В итоге, войдя во вкус, и побуждаемый своими сообщниками, решился он все-таки объявить всем свое «истинное царское имя». Какое-то время Кремневу даже сопутствовал успех. Селения губернии встречали его хлебом-солью и колокольным звоном, а вокруг самозванца собрался народ в более чем полтысячи человек. Но вся эта банда разбежалась разом во все стороны при первых же наших выстрелах. Гаврилку и его сообщников мы поймали и провели следствие, на котором они все дружно друг дружку оговаривали.

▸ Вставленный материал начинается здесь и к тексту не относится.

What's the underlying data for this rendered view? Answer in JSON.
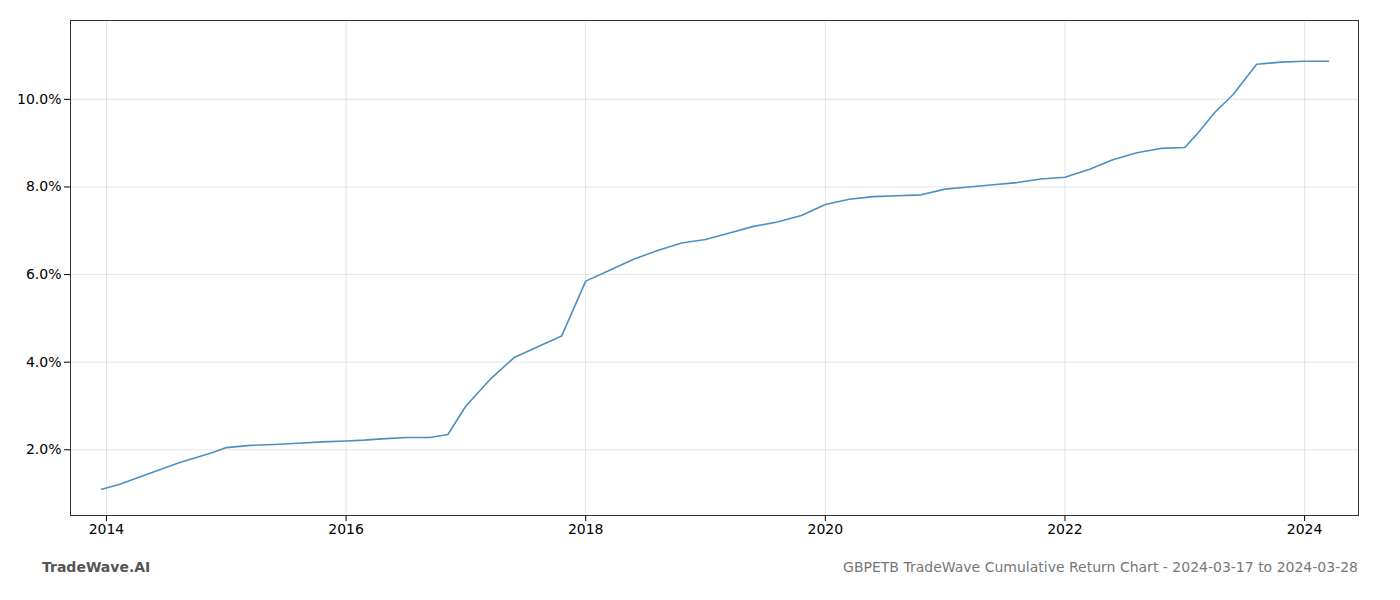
{
  "chart_data": {
    "type": "line",
    "title": "GBPETB TradeWave Cumulative Return Chart - 2024-03-17 to 2024-03-28",
    "annotations": [
      "TradeWave.AI"
    ],
    "color": "#4a90c4",
    "x": [
      2013.96,
      2014.1,
      2014.3,
      2014.6,
      2014.9,
      2015.0,
      2015.2,
      2015.4,
      2015.6,
      2015.8,
      2016.0,
      2016.15,
      2016.3,
      2016.5,
      2016.7,
      2016.85,
      2017.0,
      2017.2,
      2017.4,
      2017.6,
      2017.8,
      2018.0,
      2018.2,
      2018.4,
      2018.6,
      2018.8,
      2019.0,
      2019.2,
      2019.4,
      2019.6,
      2019.8,
      2020.0,
      2020.2,
      2020.4,
      2020.6,
      2020.8,
      2021.0,
      2021.2,
      2021.4,
      2021.6,
      2021.8,
      2022.0,
      2022.2,
      2022.4,
      2022.6,
      2022.8,
      2023.0,
      2023.1,
      2023.25,
      2023.4,
      2023.6,
      2023.8,
      2024.0,
      2024.2
    ],
    "values": [
      1.1,
      1.2,
      1.4,
      1.7,
      1.95,
      2.05,
      2.1,
      2.12,
      2.15,
      2.18,
      2.2,
      2.22,
      2.25,
      2.28,
      2.28,
      2.35,
      3.0,
      3.6,
      4.1,
      4.35,
      4.6,
      5.85,
      6.1,
      6.35,
      6.55,
      6.72,
      6.8,
      6.95,
      7.1,
      7.2,
      7.35,
      7.6,
      7.72,
      7.78,
      7.8,
      7.82,
      7.95,
      8.0,
      8.05,
      8.1,
      8.18,
      8.22,
      8.4,
      8.62,
      8.78,
      8.88,
      8.9,
      9.2,
      9.7,
      10.1,
      10.8,
      10.85,
      10.87,
      10.87
    ],
    "xlim": [
      2013.7,
      2024.45
    ],
    "ylim": [
      0.5,
      11.8
    ],
    "xticks": [
      2014,
      2016,
      2018,
      2020,
      2022,
      2024
    ],
    "yticks": [
      {
        "value": 2.0,
        "label": "2.0%"
      },
      {
        "value": 4.0,
        "label": "4.0%"
      },
      {
        "value": 6.0,
        "label": "6.0%"
      },
      {
        "value": 8.0,
        "label": "8.0%"
      },
      {
        "value": 10.0,
        "label": "10.0%"
      }
    ],
    "grid": true
  }
}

Суд приговорил его к смертной казни, но матушка-императрица ведь у нас милостивая и просвещенная самодержица. Такого, что сейчас творится при Пугачеве, тогда ведь и в помине даже не было, так что отнеслись к беглому солдату тогда очень даже мягко. Екатерина Алексеевна собственноручно начертала на поданном ей отчете по сему делу дословно, – и барон, усмехнувшись, продекламировал: – «Сие преступление произошло без всякого с разумом и смыслом соображения, а единственно от пьянства и невежества, что дальнейших и опасных видов и намерений не крылось. Попам указать, что поститься надобно не только в еде, но и в питие».
Скажу тебе больше, когда императрицу спросили, в чем же причина этого ее последнего указания, она со свойственным ей юмором заметила, что «…В другое время они закусывают, а во время поста без еды пьют». И что все это от дури людской и от безделия, а вовсе не от злого намеренья.
Самозванца было приказано возить по всем селам и местечкам, где он прежде объявлял себя императором. К его груди привязали доску с надписью «Беглец и самозванец», выставляли на позорище на ярмарочных площадях и прилюдно при этом секли кнутом. А солдату, исполняющему это наказание, велено было приговаривать: «Не в свои сани не садись, дурак!».
После этой поездки самозваному императору выжгли на лбу начальные буквы слов «Беглец и самозванец» – БС, да и сослали на вечное поселение в забайкальский Нерчинск. Туда, кстати, потом несколько таких же вот, как он, самозванцев еще уехало. Появлялись они у нас часто, словно бы грибы после теплого осеннего дождя, один за другим.
Вот только на память тебе – в том же шестьдесят пятом году объявился Петром III беглый солдат Брянского полка. До этого был разорившийся армянский купец Антон Асланбеков. Потом казак с Исетской провинции Конон Белянин и с ним же Каменщиков. Еще позже захотели царствовать подпоручик армейского Ширванского полка Иосафат Батурин и беглый солдат из Астрахани Мамыкин, который во всеуслышание объявлял, что он-де тот самый император, которому, конечно же, удалось скрыться от злых царедворцев, и что «он принимает опять на себя царство и будет льготить крестьян». Были крепостной Федот Богомолов и беглый каторжанин Рябов, да много еще кто. Ни один из них не был казнен, а некоторых так просто пороли и отправляли по полкам или же к своим помещикам под надзор.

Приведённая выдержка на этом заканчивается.